Awards and highlights
- Super Bowl champion (LX);
- Coaching profile at Pro Football Reference

= Justin Outten =

American football coach (born 1983)

Justin Outten (born October 26, 1983) is an American professional football coach who currently serves as the run game specialist for the Seattle Seahawks of the National Football League (NFL). He has previously served an assistant coach for the Atlanta Falcons and Green Bay Packers and was the offensive coordinator for the Denver Broncos in 2022. Outten played college football as a center at Syracuse University.

==Early life==
A native of Doylestown, Pennsylvania, Outten attended and played high school football as a center at Central Bucks High School West. Outten was a two-year starter at center for the Syracuse Orange during the coaching transition from Paul Pasqualoni to Greg Robinson, from 2003-06.

==Coaching career==
===Syracuse===
In 2007, Outten began his coaching career at his alma mater, Syracuse University, as a graduate assistant.

===Westfield HS===
In 2008, Outten was hired to become Offensive Line Coach at Westfield High School in Houston, Texas. He later added titles of assistant head coach and offensive coordinator at the school.

===Atlanta Falcons===
In 2016, Outten joined the Atlanta Falcons as a coaching intern. In 2017, he was hired by the Falcons as an offensive assistant under head coach Dan Quinn.

===Green Bay Packers===
On January 24, 2019, Outten was hired by the Green Bay Packers as their tight ends coach under head coach Matt LaFleur.

On December 12, 2021, Outten missed the Packers' Week 14 game against the Chicago Bears due to COVID-19 protocols.

===Denver Broncos===
On February 2, 2022, Outten was hired by the Denver Broncos as their offensive coordinator under head coach Nathaniel Hackett.

===Tennessee Titans===
On February 14, 2023, the Tennessee Titans hired Outten as their run game coordinator and running backs coach.

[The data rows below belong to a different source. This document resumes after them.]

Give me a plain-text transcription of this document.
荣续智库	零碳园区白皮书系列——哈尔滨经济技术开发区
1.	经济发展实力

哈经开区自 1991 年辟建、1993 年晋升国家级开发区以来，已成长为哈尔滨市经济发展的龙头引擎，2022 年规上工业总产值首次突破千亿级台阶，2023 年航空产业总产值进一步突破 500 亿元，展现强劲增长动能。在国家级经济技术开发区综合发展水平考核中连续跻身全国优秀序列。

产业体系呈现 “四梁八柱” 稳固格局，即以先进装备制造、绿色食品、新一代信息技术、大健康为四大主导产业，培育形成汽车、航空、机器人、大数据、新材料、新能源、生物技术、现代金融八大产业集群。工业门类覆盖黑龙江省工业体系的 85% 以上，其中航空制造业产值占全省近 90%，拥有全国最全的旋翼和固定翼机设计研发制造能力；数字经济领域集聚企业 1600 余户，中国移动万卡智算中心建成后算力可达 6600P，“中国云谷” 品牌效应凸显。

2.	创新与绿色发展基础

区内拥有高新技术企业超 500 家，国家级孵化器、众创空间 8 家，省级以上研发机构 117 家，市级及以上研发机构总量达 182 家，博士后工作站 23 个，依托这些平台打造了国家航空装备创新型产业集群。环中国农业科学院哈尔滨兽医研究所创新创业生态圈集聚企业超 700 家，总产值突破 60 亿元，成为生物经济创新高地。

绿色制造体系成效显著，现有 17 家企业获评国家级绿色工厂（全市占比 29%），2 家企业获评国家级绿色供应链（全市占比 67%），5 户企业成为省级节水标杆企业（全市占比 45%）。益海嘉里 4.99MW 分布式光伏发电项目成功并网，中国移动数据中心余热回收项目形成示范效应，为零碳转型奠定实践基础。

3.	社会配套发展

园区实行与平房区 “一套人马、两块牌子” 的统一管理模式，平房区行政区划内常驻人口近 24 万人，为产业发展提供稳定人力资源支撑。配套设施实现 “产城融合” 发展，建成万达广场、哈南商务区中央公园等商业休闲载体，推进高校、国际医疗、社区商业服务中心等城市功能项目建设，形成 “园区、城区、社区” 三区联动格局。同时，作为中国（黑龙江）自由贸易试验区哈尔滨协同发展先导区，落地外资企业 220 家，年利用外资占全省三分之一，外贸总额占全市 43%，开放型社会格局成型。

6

On February 10, 2024, Tennessee announced that they would be retaining Outten and shifting him to the role of tight ends coach. On January 27, 2025, it was announced that Outten and the Titans would be parting ways.

===Seattle Seahawks===
On February 13, 2025, the Seattle Seahawks hired Outten as their run game specialist. He was part of the coaching staff that won Super Bowl LX over the New England Patriots, 29–13.

On February 19, 2026, Outten was promoted to become Seattle's run game coordinator.